European Union Youth Orchestra

Tchaikovsky
Romeo and Juliet – Fantasy Overture
Janáček
Taras Bulba
Berlioz
Harold in Italy – symphony in four parts with solo viola, Op.16

Maxim Rysanov (viola)

European Union Youth Orchestra
Matthias Bamert


Reviewed by: Colin Anderson

Reviewed: 9 August, 2010
Venue: Royal Albert Hall, London

Matthias Bamert. Photograph: Hanya ChlalaThe European Union Youth Orchestra arrived without the indisposed Sir Colin Davis. In his stead Matthias Bamert was a steady pair of hands, and rather more in the Berlioz, but rarely has the Tchaikovsky sounded so tension-less, the young musicians going through the motions for their detached conductor. Apart from a lack of passion and drama, this great work emerged as a disconnected series of episodes, tragedy, conflict and love, however star-crossed, rarely suggested in a dull and uninvolving performance. Taras Bulba was slightly more purposeful, if all too domesticated for this particular composer, with little edge or volatility and all-too-few suggestions of a powerful story being told so that the vivid scoring sometimes seemed gratuitous. This was dispassionate Janáček, burning intensity absent, good instrumental balance though, but the music seemed so rational and ordinary – and that just isn’t Janáček. Of course, Bamert is to be congratulated for saving the day and the EUYO’s tour (Colin Davis’s part of it, which includes another classic Davis combination of composers, Sibelius, Tippett and Beethoven) and he may just have found himself conducting pieces that he wouldn’t otherwise have chosen.

Maxim Rysanov. Photograph: Pavel KozhevnikovNot so Berlioz, a composer Bamert seems fully attuned to. As well as being sympathetic to contemporary scores (and a composer himself), Matthias Bamert is a fine conductor of music from the Classical period as his extensive, scholarly and ongoing “Contemporaries of Mozart” series for Chandos displays, Bamert appreciative of fine lines and articulate phrasing. His refined approach to music-making paid many dividends in Berlioz’s Harold in Italy, not least clarity, subtle dynamics and, when required, a gentle glow to repay this composer’s debt to his preferred forbears without subjugating his Romantic impulses and revealing his seminally ‘extended’ use of the orchestra, sensitive to architecture, suggestiveness and detailing, and alive to Berlioz’s individuality.
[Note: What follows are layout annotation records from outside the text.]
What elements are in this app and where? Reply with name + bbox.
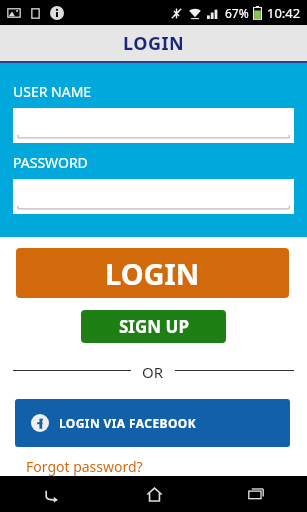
button[interactable]: Back [0,476,103,512]
button[interactable]: SIGN UP [81,310,226,343]
button[interactable]: LOGIN VIA FACEBOOK [15,399,290,447]
staticText: 10:42 [267,4,301,22]
button[interactable]: Forgot password? [13,457,294,476]
staticText: SIGN UP [119,315,189,338]
button[interactable] [13,108,294,143]
staticText: LOGIN VIA FACEBOOK [59,415,197,431]
staticText: 67% [225,5,249,21]
staticText: LOGIN [123,31,185,56]
button[interactable]: Home [103,476,205,512]
button[interactable]: Recent apps [205,476,307,512]
button[interactable]: LOGIN [16,248,289,298]
staticText: OR [142,362,164,378]
staticText: LOGIN [105,254,200,293]
button[interactable] [13,179,294,214]
staticText: Forgot password? [26,457,143,476]
staticText: USER NAME [13,82,92,101]
staticText: PASSWORD [13,153,88,172]
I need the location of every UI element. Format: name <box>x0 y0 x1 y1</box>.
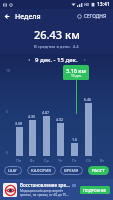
button[interactable]: ПОДРОБНЕЕ <box>80 186 110 194</box>
staticText: Восстановление зре... <box>20 182 70 188</box>
staticText: 10 <box>6 68 11 73</box>
staticText: 0 <box>6 150 9 155</box>
button[interactable]: Вс <box>95 65 109 164</box>
staticText: 5 <box>6 109 9 114</box>
staticText: ПОДРОБНЕЕ <box>83 188 107 193</box>
staticText: Вт <box>30 158 35 163</box>
staticText: Вс <box>100 158 105 163</box>
button[interactable]: 3.58 <box>12 65 25 164</box>
staticText: 9 дек. - 15 дек. <box>35 56 78 64</box>
staticText: 3.58 <box>15 121 23 126</box>
staticText: Неделя <box>15 12 41 22</box>
button[interactable]: 4.02 <box>53 65 67 164</box>
staticText: 4.87 <box>42 110 50 115</box>
button[interactable]: 1.6 <box>67 65 81 164</box>
button[interactable]: 3.16 км <box>63 65 89 80</box>
button[interactable]: Back <box>0 9 15 24</box>
staticText: Пн <box>16 158 22 163</box>
button[interactable]: ВРЕМЯ <box>60 166 83 175</box>
button[interactable]: КАЛОРИЯ <box>27 166 56 175</box>
button[interactable]: 4.35 <box>25 65 39 164</box>
button[interactable]: 6.46 <box>81 65 95 164</box>
staticText: ВРЕМЯ <box>64 168 79 174</box>
button[interactable]: ШАГ <box>4 166 22 175</box>
staticText: HD <box>84 2 90 7</box>
staticText: РАССТ <box>92 168 105 174</box>
staticText: 1.6 <box>72 137 78 142</box>
staticText: Ср <box>44 158 49 163</box>
staticText: 4.35 <box>28 114 36 119</box>
button[interactable]: Next week <box>80 55 89 64</box>
staticText: В среднем в день: 4.4 <box>34 44 79 50</box>
staticText: 4.02 <box>56 117 64 122</box>
staticText: Сб <box>86 158 91 163</box>
staticText: КАЛОРИЯ <box>31 168 52 174</box>
staticText: 13 дек. <box>71 74 82 78</box>
staticText: 3.16 км <box>66 67 86 74</box>
staticText: 26.43 км <box>34 27 80 42</box>
staticText: ШАГ <box>8 168 18 174</box>
button[interactable]: РАССТ <box>88 166 109 175</box>
staticText: 6.46 <box>84 97 92 102</box>
staticText: Пт <box>72 158 77 163</box>
button[interactable]: Previous week <box>24 55 33 64</box>
button[interactable]: Восстановление зре... <box>0 179 113 200</box>
staticText: 13:41 <box>97 1 110 8</box>
staticText: СЕГОДНЯ <box>84 13 107 20</box>
button[interactable]: 4.87 <box>39 65 53 164</box>
button[interactable]: СЕГОДНЯ <box>73 11 111 22</box>
staticText: Чт <box>58 158 63 163</box>
staticText: Медицинский центр вернёт зрение, на трав… <box>20 189 69 197</box>
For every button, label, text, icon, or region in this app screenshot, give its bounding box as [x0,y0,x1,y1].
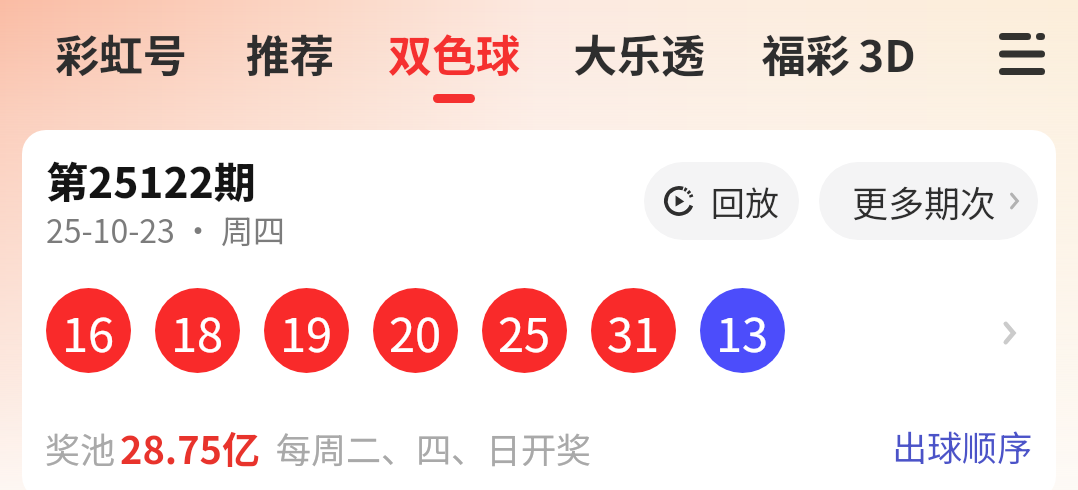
staticText: 福彩 3D [761,21,916,85]
staticText: 16 [62,297,115,365]
staticText: 25-10-23 · 周四 [46,206,286,252]
staticText: 31 [607,297,660,365]
staticText: 奖池 [45,422,116,473]
button[interactable]: 第25122期 [22,130,1056,490]
staticText: 13 [716,297,769,365]
staticText: 19 [280,297,333,365]
staticText: 25 [498,297,551,365]
button[interactable]: 彩虹号 [43,13,199,102]
button[interactable]: 大乐透 [561,13,717,102]
button[interactable]: More details [979,303,1039,363]
staticText: 出球顺序 [892,420,1033,471]
button[interactable]: 回放 [644,162,799,240]
staticText: 彩虹号 [55,21,187,85]
button[interactable]: 更多期次 [819,162,1038,240]
button[interactable]: 推荐 [234,13,346,102]
staticText: 每周二、四、日开奖 [276,422,592,473]
button[interactable]: 出球顺序 [884,412,1041,479]
button[interactable]: 双色球 [376,13,532,111]
staticText: 双色球 [388,21,520,85]
staticText: 更多期次 [852,175,997,227]
staticText: 推荐 [246,21,334,85]
staticText: 28.75亿 [120,420,261,475]
staticText: 18 [171,297,224,365]
staticText: 20 [389,297,442,365]
button[interactable]: 福彩 3D [749,13,928,102]
button[interactable]: Menu [991,23,1053,85]
staticText: 第25122期 [46,149,256,210]
staticText: 回放 [711,177,779,226]
staticText: 大乐透 [573,21,705,85]
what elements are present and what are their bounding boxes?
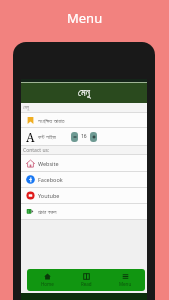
button[interactable]: Facebook (21, 172, 147, 187)
staticText: ফন্ট সাইজ (38, 133, 56, 140)
button[interactable]: Read (67, 269, 106, 291)
staticText: A (26, 129, 35, 145)
staticText: 16 (81, 133, 87, 140)
button[interactable]: Website (21, 155, 147, 171)
button[interactable]: সংরক্ষিত আয়াত (21, 113, 147, 127)
button[interactable]: Home (27, 269, 67, 291)
staticText: সংরক্ষিত আয়াত (38, 117, 65, 124)
staticText: প্রচার করুন (38, 208, 57, 215)
button[interactable]: Menu (106, 269, 145, 291)
button[interactable]: Increase font size (90, 132, 97, 142)
staticText: Contact us: (23, 147, 50, 154)
staticText: Youtube (38, 192, 60, 199)
button[interactable]: Youtube (21, 188, 147, 203)
staticText: মেনু (78, 88, 90, 98)
staticText: Menu (67, 9, 103, 27)
staticText: Website (38, 160, 59, 167)
button[interactable]: Decrease font size (71, 132, 78, 142)
button[interactable]: প্রচার করুন (21, 204, 147, 219)
staticText: Facebook (38, 176, 63, 183)
staticText: Menu (119, 281, 132, 287)
staticText: Read (81, 281, 92, 287)
staticText: Home (41, 281, 54, 287)
button[interactable]: A (21, 128, 147, 145)
staticText: মেনু (23, 105, 29, 110)
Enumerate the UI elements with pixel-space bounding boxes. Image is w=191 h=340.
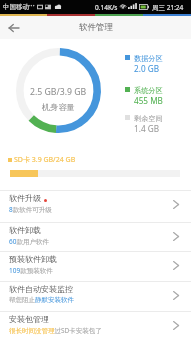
- button[interactable]: Back: [0, 16, 28, 39]
- staticText: 数据分区: [134, 54, 163, 63]
- staticText: 软件升级: [9, 193, 41, 203]
- staticText: 很长时间没管理过SD卡安装包了: [9, 326, 102, 335]
- staticText: •••: [28, 2, 35, 10]
- staticText: SD卡 3.9 GB/24 GB: [14, 155, 76, 165]
- button[interactable]: 软件升级: [0, 190, 191, 222]
- staticText: 60款用户软件: [9, 237, 49, 246]
- staticText: 系统分区: [134, 86, 163, 95]
- staticText: 455 MB: [134, 95, 163, 106]
- staticText: 剩余空间: [134, 114, 163, 123]
- button[interactable]: 安装包管理: [0, 311, 191, 340]
- staticText: 机身容量: [42, 102, 75, 112]
- staticText: 帮您阻止静默安装软件: [9, 296, 74, 304]
- staticText: 周三 21:24: [152, 3, 184, 12]
- staticText: 8款软件可升级: [9, 205, 52, 214]
- staticText: 2.5 GB/3.9 GB: [30, 86, 87, 98]
- staticText: 预装软件卸载: [9, 254, 57, 264]
- button[interactable]: 预装软件卸载: [0, 251, 191, 281]
- staticText: 0.14K/s: [95, 3, 118, 12]
- staticText: 软件自动安装监控: [9, 284, 73, 294]
- staticText: 中国移动: [3, 3, 29, 11]
- button[interactable]: 软件自动安装监控: [0, 281, 191, 311]
- staticText: 2.0 GB: [134, 63, 159, 74]
- button[interactable]: 软件卸载: [0, 222, 191, 251]
- staticText: 软件卸载: [9, 225, 41, 235]
- staticText: 1.4 GB: [134, 123, 159, 134]
- staticText: 109款预装软件: [9, 266, 53, 275]
- staticText: 软件管理: [79, 22, 113, 33]
- staticText: 安装包管理: [9, 314, 49, 324]
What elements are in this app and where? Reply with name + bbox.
Bamert conjured an ideal orchestral translucence and leanness (owing more to Gluck than to Beethoven) but with exhilarating flare-ups and accelerations when required and with tempos judiciously chosen for themselves and in relationship across the whole.

Berlioz made it clear that Harold in Italy is a symphony and not a concerto (much to the chagrin of the work’s instigator, Nicolò Paganini), the solo viola (mostly silent in the finale) representing Byron’s “Childe Harold” in which the scenery around him is as important, indeed crucial to the viola’s contribution. Such teamwork as here brought this relationship to the fore, Maxim Rysanov, a wonderful violist, producing consistently warm and distinctive tones, unfailingly spot-on intonation, and a capability to project this mild instrument’s personality without forcing. Such ability to narrate (with the close-by harp offering faithful company) allied to Bamert’s pertinent insights and some committed and deft orchestral playing (agility is so important in the playing of Berlioz) made this a particularly evocative, involving and enlightening performance.